MITS founder and Altair inventor Ed Roberts dies aged 68

After creating the computer that inspired Gates and Allen to create Microsoft, Roberts retrained as a doctor

Henry Edward Roberts, designer of the Altair 8800 personal computer that inspired Bill Gates and Paul Allen to enter the software business, has died aged 68.

"We are deeply saddened by the passing of our friend and early mentor, Ed Roberts," Microsoft co-founders Gates and Allen said in a statement issued late Thursday.

"Ed was truly a pioneer in the personal computer revolution, and didn't always get the recognition he deserved," they continued.

Roberts was a founder of Micro Instrumentation and Telemetry Systems (MITS), a retailer of electronics kits for hobbyists. There he designed the Altair 8800, arguably the first personal computer. When Popular Electronics magazine featured the Altair on its cover in January 1975, Gates and Allen offered to develop a version of the programming language Basic for the new computer, setting up Microsoft (then known as Micro-Soft) to do so.

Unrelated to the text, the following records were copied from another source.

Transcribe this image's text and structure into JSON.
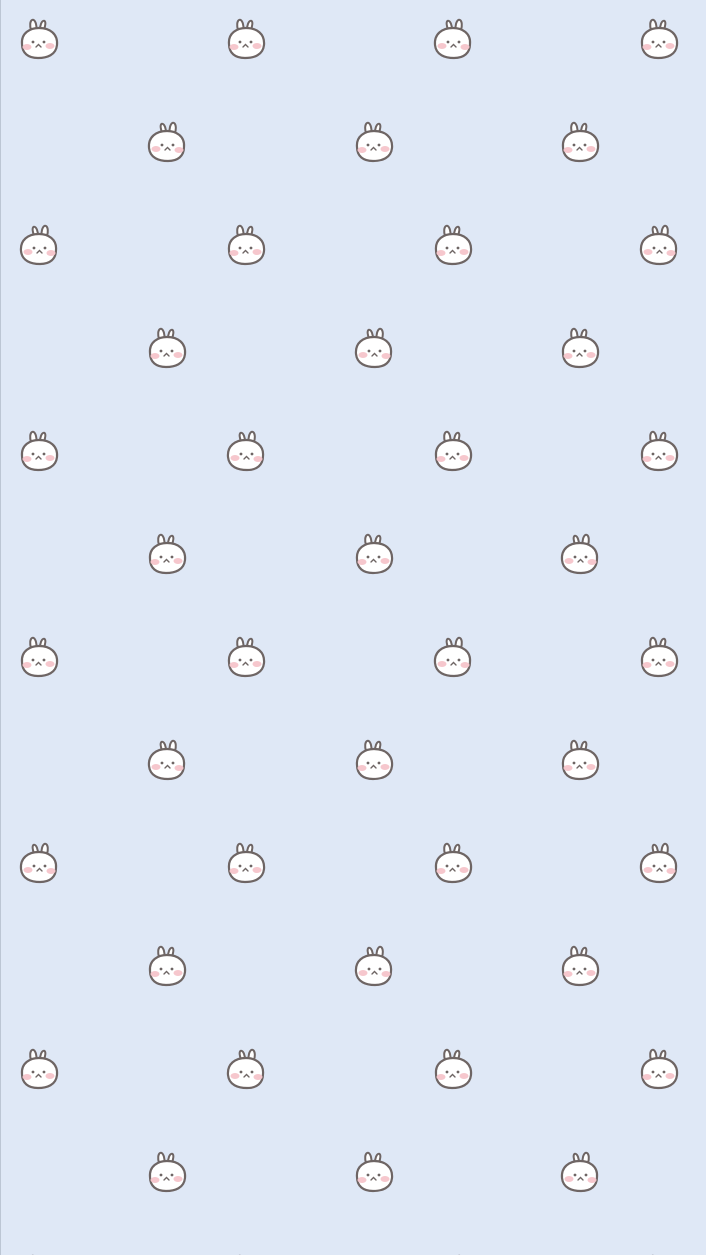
{
  "wallpaper": {
    "background_color": "#dfe8f6",
    "icon": "bunny-face-icon",
    "outline_color": "#6e6564",
    "face_color": "#ffffff",
    "blush_color": "#f6c7cd"
  }
}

"Ed was willing to take a chance on us -- two young guys interested in computers long before they were commonplace -- and we have always been grateful to him, the two Microsoft founders wrote.

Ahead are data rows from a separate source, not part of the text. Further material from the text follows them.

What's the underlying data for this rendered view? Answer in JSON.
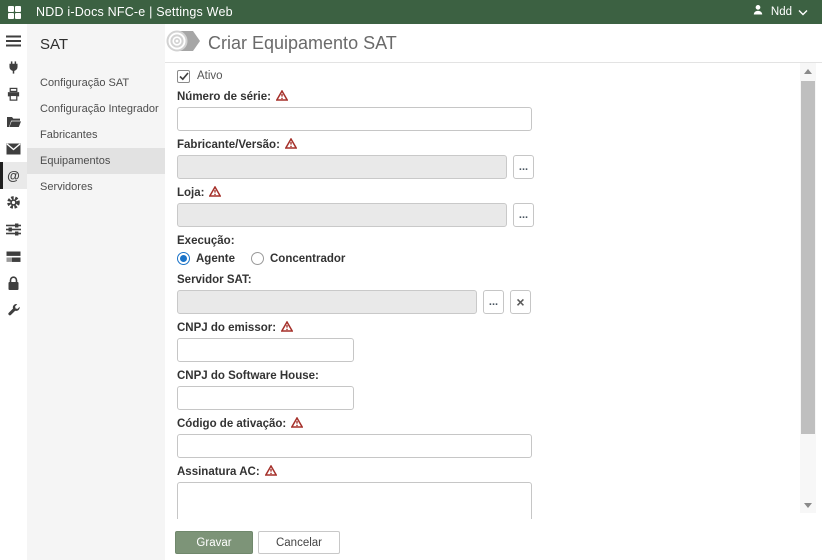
{
  "topbar": {
    "title": "NDD i-Docs NFC-e | Settings Web",
    "user_label": "Ndd"
  },
  "icons": {
    "apps": "apps-grid",
    "user": "person-silhouette",
    "user_caret": "chevron-down",
    "at_glyph": "@",
    "rail": [
      "menu",
      "plug",
      "printer",
      "folder-open",
      "mail",
      "at-sign",
      "gear",
      "sliders",
      "server-stack",
      "lock",
      "wrench"
    ],
    "required": "warning-triangle",
    "picker_glyph": "...",
    "clear_glyph": "×"
  },
  "colors": {
    "topbar_green": "#3c6142",
    "save_green": "#7d9478",
    "warning_red": "#a5302a",
    "radio_blue": "#1a73c8",
    "panel_gray": "#f5f5f5",
    "selected_gray": "#e2e2e2"
  },
  "sidebar": {
    "title": "SAT",
    "items": [
      {
        "label": "Configuração SAT",
        "selected": false
      },
      {
        "label": "Configuração Integrador",
        "selected": false
      },
      {
        "label": "Fabricantes",
        "selected": false
      },
      {
        "label": "Equipamentos",
        "selected": true
      },
      {
        "label": "Servidores",
        "selected": false
      }
    ]
  },
  "page": {
    "title": "Criar Equipamento SAT"
  },
  "form": {
    "active": {
      "label": "Ativo",
      "checked": true
    },
    "numero_serie": {
      "label": "Número de série:",
      "required": true,
      "value": "",
      "placeholder": ""
    },
    "fabricante_versao": {
      "label": "Fabricante/Versão:",
      "required": true,
      "value": "",
      "disabled": true
    },
    "loja": {
      "label": "Loja:",
      "required": true,
      "value": "",
      "disabled": true
    },
    "execucao": {
      "label": "Execução:",
      "options": [
        "Agente",
        "Concentrador"
      ],
      "selected": "Agente"
    },
    "servidor_sat": {
      "label": "Servidor SAT:",
      "required": false,
      "value": "",
      "disabled": true
    },
    "cnpj_emissor": {
      "label": "CNPJ do emissor:",
      "required": true,
      "value": "",
      "placeholder": ""
    },
    "cnpj_software_house": {
      "label": "CNPJ do Software House:",
      "required": false,
      "value": "",
      "placeholder": ""
    },
    "codigo_ativacao": {
      "label": "Código de ativação:",
      "required": true,
      "value": "",
      "placeholder": ""
    },
    "assinatura_ac": {
      "label": "Assinatura AC:",
      "required": true,
      "value": ""
    }
  },
  "footer": {
    "save_label": "Gravar",
    "cancel_label": "Cancelar"
  }
}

"The day our first untested software worked on his Altair was the start of a lot of great things. We will always have many fond memories of working with Ed in Albuquerque, in the MITS office right on Route 66."

"He was an intense man with a great sense of humor, and he always cared deeply about the people who worked for him, including us," Gates and Allen said.

That caring attitude was not just extended to his employees: A few years after the launch of the Altair, Roberts sold MITS to move to Georgia, where he went on to study medicine and become a country doctor.